Valerii attore per gioco con Adriatico

10 Febbraio 2021

In tv i film dell’autore aquilano tra cui l’unica prova d’attore del re del western

L’AQIla. “All’amore assente”, “Torri, checche e tortellini”, “Gli anni amari”: tre film dell’autore aquilano Andrea Adriatico sono disponibili sulla piattaforma Chili. “All’amore assente” (2007) tra i motivi di interesse vanta l’essere il solo film interpretato dal regista Tonino Valerii, abruzzese di Montorio al Vomano, morto 82enne nel 2016 lasciando pietre miliari del western europeo, da “I giorni dell’ira” a “Il prezzo del potere” e “Il mio nome è Nessuno”.
I tre lungometraggi sono prodotti da Cinemare, casa fondata a Bologna da Adriatico con Stefano Casi, co-sceneggiatore dei film dell’autore abruzzese. Opera seconda di Adriatico dopo “Il vento, di sera”, il mistery “All’amore assente” fu presentato al London International Film Festival e al Festival di Annecy, in Francia, dove vinse il premio della giuria. Massimo Poggio è il ghostwriter Andres Carrera che all’improvviso sparisce, alla ricerca di sé e della verità sulle persone che lo circondano; Tonino Valerii interpreta l’anziano padre, convinto che il figlio sia stato rapito dagli alieni a fin di bene; nel cast Francesca D’Aloja e Milena Vukotic. Adriatico e Valerii si erano conosciuti nel 2004 al festival Roseto Opera Prima, ideato e diretto dal regista montoriese. In quell’edizione vinse proprio Adriatico col film d’esordio “Il vento, di sera”. Pochi anni dopo non fu difficile per il regista aquilano convincere Valerii a esordire come attore in “All’amore assente”, uniti com’erano dalla stima reciproca e dall’amore per il cinema. Su Chili anche il documentario “Torri, checche e tortellini” (2015), che ripercorre la storia del Cassero di Porta Saragozza, a Bologna, primo centro italiano lgbt. Il titolo prende ironicamente spunto dalle proverbiali tre T – torri, tette, tortellini – delle attrattive bolognesi. “Torri, checche e tortellini” racconta un pezzo dell’avventurosa storia del movimento omosessuale italiano, da quando un gruppo di gay ottiene come sede dal Comune di Bologna un monumento storico quale il Cassero, che dal 1982 diventa un faro in Italia e in Europa con la sua attività politica (lì nacque l’Arcigay) e culturale, fatta anche di trascinante divertimento.
Alla storia del movimento omosessuale si ricollega il recente “Gli anni amari”, scritto da Adriatico con Grazia Verasani e Stefano Casi, che racconta la vicenda umana e politica di Mario Mieli, morto suicida a 31 anni nel 1983. Nicola Di Benedetto interpreta l’attivista e scrittore milanese, precursore in Italia degli studi di genere e tra i fondatori del Fuori!, il Fronte unitario omosessuali rivoluzionari italiani.
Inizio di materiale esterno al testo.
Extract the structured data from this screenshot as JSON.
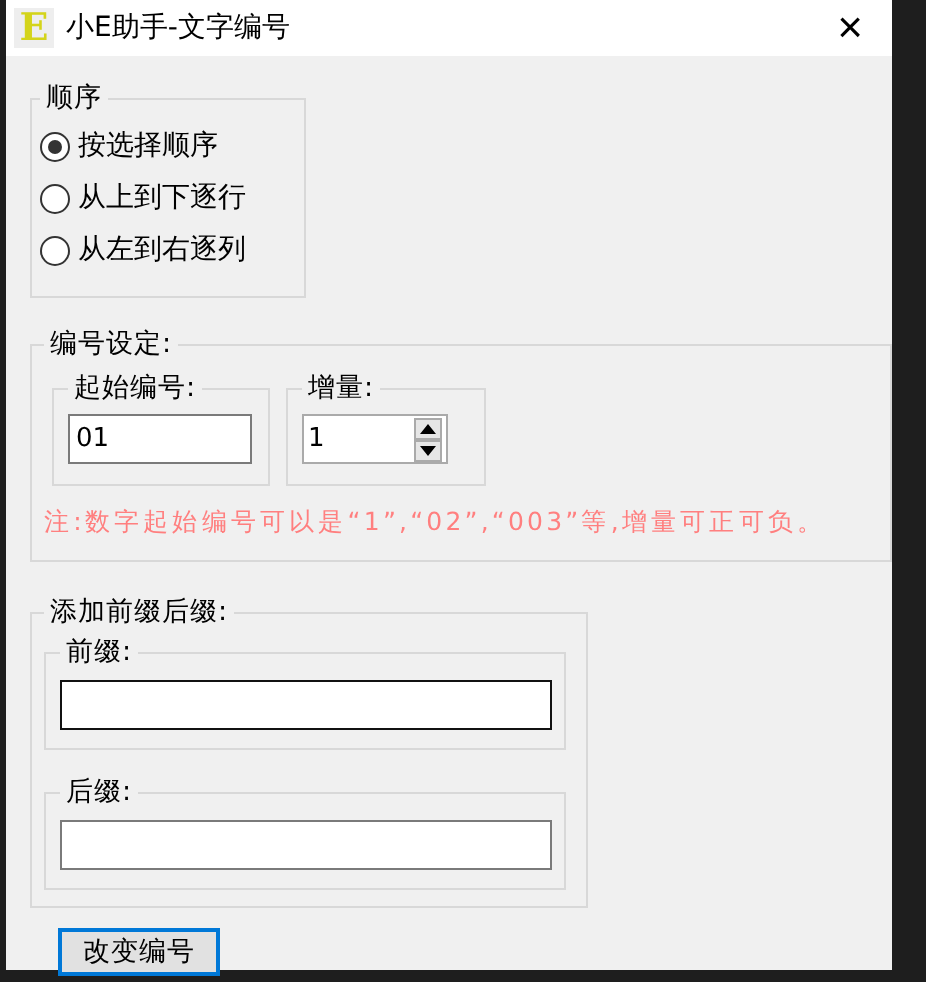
{
  "window": {
    "icon_letter": "E",
    "title": "小E助手-文字编号",
    "close": "×"
  },
  "order_group": {
    "title": "顺序",
    "options": [
      {
        "label": "按选择顺序",
        "selected": true
      },
      {
        "label": "从上到下逐行",
        "selected": false
      },
      {
        "label": "从左到右逐列",
        "selected": false
      }
    ]
  },
  "numbering_group": {
    "title": "编号设定:",
    "start": {
      "title": "起始编号:",
      "value": "01"
    },
    "increment": {
      "title": "增量:",
      "value": "1"
    },
    "note": "注:数字起始编号可以是“1”,“02”,“003”等,增量可正可负。"
  },
  "affix_group": {
    "title": "添加前缀后缀:",
    "prefix": {
      "title": "前缀:",
      "focused": true
    },
    "suffix": {
      "title": "后缀:",
      "focused": false
    }
  },
  "buttons": [
    {
      "label": "改变编号",
      "focused": true
    }
  ]
}
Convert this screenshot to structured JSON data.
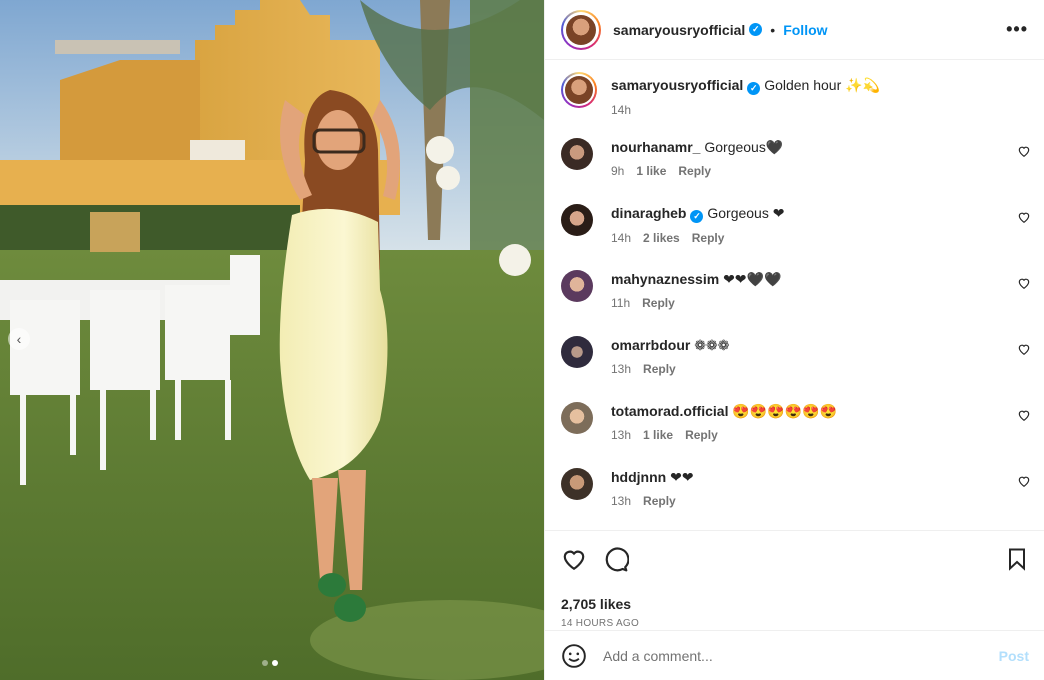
{
  "post": {
    "author": "samaryousryofficial",
    "follow_label": "Follow",
    "separator": "•",
    "more_label": "•••",
    "caption": "Golden hour ✨💫",
    "caption_time": "14h"
  },
  "comments": [
    {
      "user": "nourhanamr_",
      "text": "Gorgeous🖤",
      "time": "9h",
      "likes": "1 like",
      "reply": "Reply",
      "verified": false
    },
    {
      "user": "dinaragheb",
      "text": "Gorgeous ❤",
      "time": "14h",
      "likes": "2 likes",
      "reply": "Reply",
      "verified": true
    },
    {
      "user": "mahynaznessim",
      "text": "❤❤🖤🖤",
      "time": "11h",
      "likes": "",
      "reply": "Reply",
      "verified": false
    },
    {
      "user": "omarrbdour",
      "text": "❁❁❁",
      "time": "13h",
      "likes": "",
      "reply": "Reply",
      "verified": false
    },
    {
      "user": "totamorad.official",
      "text": "😍😍😍😍😍😍",
      "time": "13h",
      "likes": "1 like",
      "reply": "Reply",
      "verified": false
    },
    {
      "user": "hddjnnn",
      "text": "❤❤",
      "time": "13h",
      "likes": "",
      "reply": "Reply",
      "verified": false
    }
  ],
  "footer": {
    "likes": "2,705 likes",
    "posted": "14 HOURS AGO",
    "comment_placeholder": "Add a comment...",
    "post_label": "Post"
  },
  "colors": {
    "accent": "#0095f6",
    "muted": "#737373",
    "post_disabled": "#b2dffc"
  },
  "carousel": {
    "index": 2,
    "count": 2
  }
}
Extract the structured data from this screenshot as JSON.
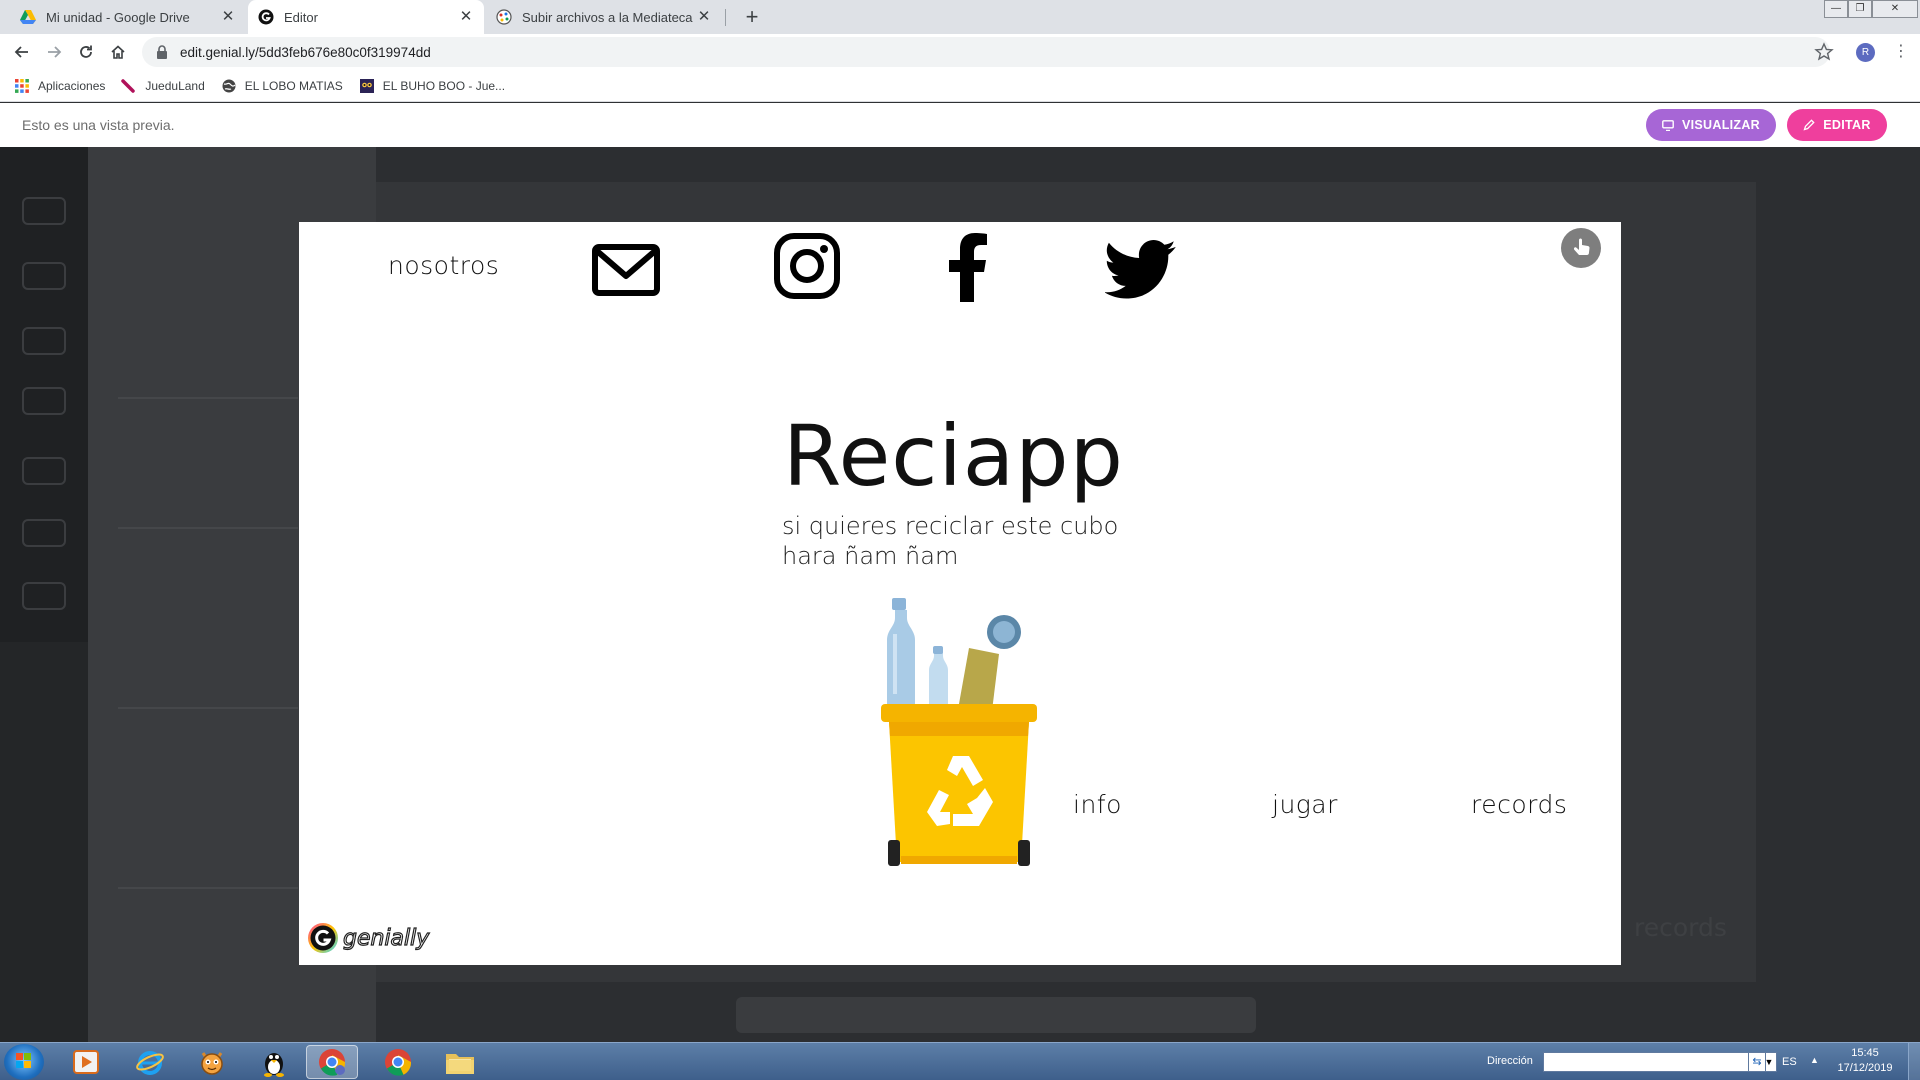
{
  "browser": {
    "tabs": [
      {
        "title": "Mi unidad - Google Drive",
        "icon": "google-drive-icon"
      },
      {
        "title": "Editor",
        "icon": "genially-icon",
        "active": true
      },
      {
        "title": "Subir archivos a la Mediateca | M",
        "icon": "mediateca-icon"
      }
    ],
    "new_tab": "+",
    "close_glyph": "✕",
    "url": "edit.genial.ly/5dd3feb676e80c0f319974dd",
    "profile_initial": "R",
    "bookmarks": [
      {
        "label": "Aplicaciones",
        "icon": "apps-grid-icon"
      },
      {
        "label": "JueduLand",
        "icon": "jueduland-icon"
      },
      {
        "label": "EL LOBO MATIAS",
        "icon": "globe-icon"
      },
      {
        "label": "EL BUHO BOO - Jue...",
        "icon": "owl-icon"
      }
    ]
  },
  "preview_bar": {
    "text": "Esto es una vista previa.",
    "visualize_label": "VISUALIZAR",
    "edit_label": "EDITAR",
    "colors": {
      "visualize": "#a766d6",
      "edit": "#ef3f9d"
    }
  },
  "slide": {
    "nav": {
      "nosotros": "nosotros"
    },
    "social_icons": [
      "mail-icon",
      "instagram-icon",
      "facebook-icon",
      "twitter-icon"
    ],
    "title": "Reciapp",
    "subtitle_line1": "si quieres reciclar este cubo",
    "subtitle_line2": "hara ñam ñam",
    "illustration": "yellow-recycling-bin-illustration",
    "bottom_links": {
      "info": "info",
      "jugar": "jugar",
      "records": "records"
    },
    "brand": "genially"
  },
  "background_ghost": {
    "records": "records"
  },
  "taskbar": {
    "apps": [
      "media-player-icon",
      "internet-explorer-icon",
      "scratch-cat-icon",
      "linux-tux-icon",
      "chrome-icon",
      "chrome-icon",
      "folder-icon"
    ],
    "address_label": "Dirección",
    "address_value": "",
    "language": "ES",
    "time": "15:45",
    "date": "17/12/2019"
  }
}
Sandra Ceccarelli e Antonio Catania i genitori. «“Gli anni amari” è l’attraversamento di un’epoca, di quei vitali, difficili, creativi, dolorosi e rimossi anni ’70» hanno detto gli sceneggiatori. «Ed è il ritratto di un ragazzo la cui genialità, libertà interiore e gioia di vivere erano troppo intense per il mondo che lo circondava». (a.fu.)